Structural basis for proton inhibition of the two-pore domain K⁺channel TASK-1

TASK-1 is a pH-sensitive two-pore domain K⁺channel inhibited by external protons. TASK-1 is widely expressed, including in cardiomyocytes and chemosensitive neurons in the brain. Altered channel expression and activity are implicated in diseases including atrial fibrillation, pulmonary arterial hypertension, and developmental delay with sleep apnea. Structures of TASK-1 have been captured with an open external and closed internal gate. The structural basis for external proton inhibition and potential for communication between inner and outer gates are incompletely understood.
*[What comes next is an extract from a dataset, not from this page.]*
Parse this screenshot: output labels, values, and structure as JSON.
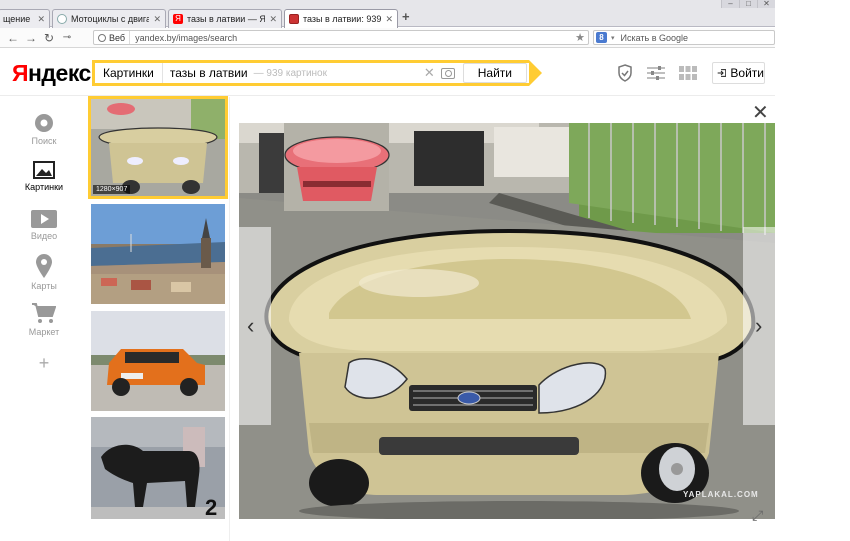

Here, we determine a cryo-EM structure of TASK-1 at low pH with a closed extracellular gate and assess pH sensitivity of mutated channels. Proton inhibition of TASK-1 involves a C-type selectivity filter gate similar to TASK-3, but distinct from other proton-inhibited K2Ps TASK-2 and TWIK-1. Protonation of an extracellular histidine leads to formation of a hydrophobic seal above the selectivity filter and dilation of the outer two K⁺coordination sites to close the channel pore. We find that a pulmonary arterial hypertension-associated loss-of-function mutation near the outer gate increases proton sensitivity, while gain-of-function mutations near the inner X-gate and intracellular cavity reduce proton sensitivity. These data reveal the structural basis for extracellular pH-gating of TASK-1, suggest allosteric communication between the inner and outer gates, and illustrate differences in C-type gating among related K⁺channels.